OpenAI, Google et Microsoft créent leurs puces d'IA

OpenAI, Google et Microsoft créent leurs propres puces d’IA

La conception de puces d’intelligence artificielle (IA) par les géants de la technologie s’accélère. OpenAI, Google, Microsoft et Amazon développent désormais leurs propres composants pour alimenter leurs modèles à grande échelle. Cette tendance est alimentée par une demande mondiale croissante en puces, incitant ces entreprises à franchir une nouvelle étape : concevoir elles-mêmes les composants nécessaires.

OpenAI dévoile « Jalapeño » : une puce conçue en neuf mois avec Broadcom

Le 24 juin dernier, Sam Altman et son équipe ont présenté leur propre puce, baptisée « Jalapeño ». Développée en collaboration avec Broadcom, cette puce a été conçue en neuf mois, depuis l’idée initiale jusqu’à sa réalisation. OpenAI a utilisé ses propres modèles d’IA pour concevoir le composant, qui devrait offrir des performances par watt nettement supérieures aux solutions actuelles.
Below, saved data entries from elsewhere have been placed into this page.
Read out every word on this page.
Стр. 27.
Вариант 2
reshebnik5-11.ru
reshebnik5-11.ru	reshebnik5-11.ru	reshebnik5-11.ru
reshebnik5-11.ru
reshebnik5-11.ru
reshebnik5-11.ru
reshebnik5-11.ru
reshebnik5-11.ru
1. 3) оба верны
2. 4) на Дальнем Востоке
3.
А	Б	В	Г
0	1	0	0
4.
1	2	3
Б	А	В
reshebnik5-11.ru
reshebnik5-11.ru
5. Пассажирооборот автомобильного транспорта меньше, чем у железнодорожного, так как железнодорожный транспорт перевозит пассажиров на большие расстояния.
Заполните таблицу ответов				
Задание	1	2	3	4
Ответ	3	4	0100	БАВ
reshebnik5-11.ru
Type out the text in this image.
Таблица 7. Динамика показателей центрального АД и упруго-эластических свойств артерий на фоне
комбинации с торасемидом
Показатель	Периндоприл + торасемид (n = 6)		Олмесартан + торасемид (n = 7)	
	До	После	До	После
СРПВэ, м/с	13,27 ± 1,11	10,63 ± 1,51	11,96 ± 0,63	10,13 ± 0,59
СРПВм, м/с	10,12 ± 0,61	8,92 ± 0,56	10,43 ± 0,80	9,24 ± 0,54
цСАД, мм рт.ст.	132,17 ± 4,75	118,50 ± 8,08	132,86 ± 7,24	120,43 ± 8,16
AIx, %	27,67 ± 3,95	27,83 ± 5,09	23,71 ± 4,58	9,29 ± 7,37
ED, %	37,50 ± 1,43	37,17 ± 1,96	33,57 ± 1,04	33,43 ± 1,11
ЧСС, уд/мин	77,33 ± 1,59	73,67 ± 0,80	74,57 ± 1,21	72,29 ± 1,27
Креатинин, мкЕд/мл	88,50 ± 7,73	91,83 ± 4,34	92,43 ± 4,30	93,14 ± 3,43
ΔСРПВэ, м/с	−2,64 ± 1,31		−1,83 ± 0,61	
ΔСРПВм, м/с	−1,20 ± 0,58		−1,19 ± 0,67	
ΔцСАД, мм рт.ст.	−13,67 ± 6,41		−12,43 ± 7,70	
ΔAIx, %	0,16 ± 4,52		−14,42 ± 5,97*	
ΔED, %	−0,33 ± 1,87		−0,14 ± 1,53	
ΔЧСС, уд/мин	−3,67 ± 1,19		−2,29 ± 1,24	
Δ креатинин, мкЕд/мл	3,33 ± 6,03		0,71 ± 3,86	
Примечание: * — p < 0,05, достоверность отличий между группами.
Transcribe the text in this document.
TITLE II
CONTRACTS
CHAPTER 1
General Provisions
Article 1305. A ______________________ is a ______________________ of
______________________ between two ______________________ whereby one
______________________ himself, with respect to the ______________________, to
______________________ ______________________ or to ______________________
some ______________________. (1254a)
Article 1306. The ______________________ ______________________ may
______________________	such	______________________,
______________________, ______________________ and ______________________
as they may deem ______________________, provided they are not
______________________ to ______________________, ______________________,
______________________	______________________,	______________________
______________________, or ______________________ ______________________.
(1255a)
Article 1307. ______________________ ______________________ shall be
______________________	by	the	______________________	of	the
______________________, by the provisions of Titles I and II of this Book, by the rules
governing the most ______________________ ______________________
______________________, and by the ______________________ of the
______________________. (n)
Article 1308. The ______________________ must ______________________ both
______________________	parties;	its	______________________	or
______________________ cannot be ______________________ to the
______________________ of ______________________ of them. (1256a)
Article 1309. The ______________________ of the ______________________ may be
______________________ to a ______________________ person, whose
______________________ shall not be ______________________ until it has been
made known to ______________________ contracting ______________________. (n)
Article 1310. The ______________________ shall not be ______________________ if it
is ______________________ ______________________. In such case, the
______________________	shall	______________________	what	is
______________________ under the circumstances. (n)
Greg Brockman, président et cofondateur d’OpenAI, souligne l’importance de cette initiative, déclarant : « Le monde évolue vers une économie basée sur le calcul. » Cette déclaration reflète une conviction partagée par l’ensemble du secteur, où maîtriser les puces devient synonyme d’avantage concurrentiel.

Google, Microsoft, Amazon : qui produit quoi ?

Google a lancé la conception de puces IA il y a plusieurs années, avec sa génération Ironwood spécifiquement conçue pour les charges de travail intensives liées à l’entraînement et à l’inférence des modèles. Microsoft, de son côté, a développé ses puces « Maia » pour ses infrastructures, tandis qu’Amazon propose des machines « Trainium » pour alimenter ses services cloud.

Ces initiatives visent à créer des composants sur me, permettant ainsi de réaliser des économies substantielles. Selon Serge Nussbaumer, expert chez Maverix Securities, le coût par jeton, la consommation d’énergie et l’intégration dans la pile logicielle propre à chaque entreprise sont devenus des critères aussi déterminants que les performances brutes.

Cette ruée vers les puces maison signe-t-elle la fin de Nvidia ?

Les experts estiment que non. Serge Nussbaumer prédit un modèle hybride durable où les puces propriétaires couvriront les charges d’inférence prévisibles et à fort volume. Nvidia, AMD et Intel demeureront incontournables pour leur flexibilité et leur capacité d’innovation rapide. Le marché des puces IA se développe sur plusieurs fronts, nécessitant un équilibre entre développements internes et négociations contractuelles avec des fournisseurs établis.

Nvidia reste un acteur majeur, ayant enregistré un chiffre d’affaires de 81,6 milliards de dollars au premier trimestre de son exercice fiscal, en hausse de 85 % par rapport à l’année précédente. Le secteur des centres de données est le principal moteur de cette croissance.

Le marché des puces peut-il absorber une demande aussi soutenue ?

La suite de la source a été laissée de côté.